Reconquistas semelhantes no Donbass, como promete o Presidente Volodymyr Zelensky são, porém, pouco prováveis — e até militarmente irrelevantes, já que cidades como Severodonetsk e Lysychansk estão arrasadas, sem infraestruturas funcionais e praticamente sem habitantes. É por isso que o leste do país pode já não ser o local que irá definir o rumo desta guerra, como afirmou o analista militar Neil Mervin à Reuters: “A batalha do Donbass não vai ser a batalha estratégica [da guerra] da Ucrânia. Essa batalha terá lugar, provavelmente, no sul”.

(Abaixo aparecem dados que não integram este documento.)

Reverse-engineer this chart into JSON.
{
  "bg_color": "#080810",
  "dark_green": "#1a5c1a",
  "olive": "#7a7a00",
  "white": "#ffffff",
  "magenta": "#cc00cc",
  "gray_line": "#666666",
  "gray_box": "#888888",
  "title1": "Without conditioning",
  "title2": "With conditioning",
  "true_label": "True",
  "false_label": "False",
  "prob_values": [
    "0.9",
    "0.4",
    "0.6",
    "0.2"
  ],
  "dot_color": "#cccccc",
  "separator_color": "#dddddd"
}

Em concreto, a região de Kherson pode ser decisiva. Ocupada e controlada pelos russos quase desde o início da ofensiva, em fevereiro, tem sido recentemente alvo de contra-ataques por parte dos ucranianos, que conseguiram fazer alguns avanços em cidades periféricas nos últimos tempos. Lawrence Freedman, professor catedrático de Estudos de Guerra da King’s College, traça o retrato da situação na região: “Embora a cidade esteja ao alcance da artilharia ucraniana, eles não querem destruir as áreas civis. Portanto vão ter de recorrer a táticas diferentes: aproveitar a precisão das suas novas armas, concentrando-as nas linhas de abastecimento, bases e centros de comando; fazer avanços oportunistas; e usar táticas de guerrilha”.

206th Battalion Of The Kiev Territorial Defence In Mykolaiv

Grupo de soldados ucranianos em localização não revelada, nos arredores de Kherson, onde levam a cabo ações de guerrilha

NurPhoto via Getty Images

Se essa guerrilha for bem sucedida e Kherson for reconquistada, os ucranianos podem ganhar novo ânimo e alterar o rumo da guerra. Mas podem não ser bem sucedidos e ser surpreendidos com uma nova estratégia vinda de Moscovo. No fundo, como resume o major-general australiano Mick Ryan, as guerras são por natureza imprevisíveis e, independentemente do Donbass, tudo continua em aberto: “Os dois lados estão cansados, mas também têm a vontade e os meios para continuarem a lutar a longo prazo. Prever qualquer resultado, com base em vitórias e derrotas táticas e informação limitada, é [um exercício] cheio de perigo.”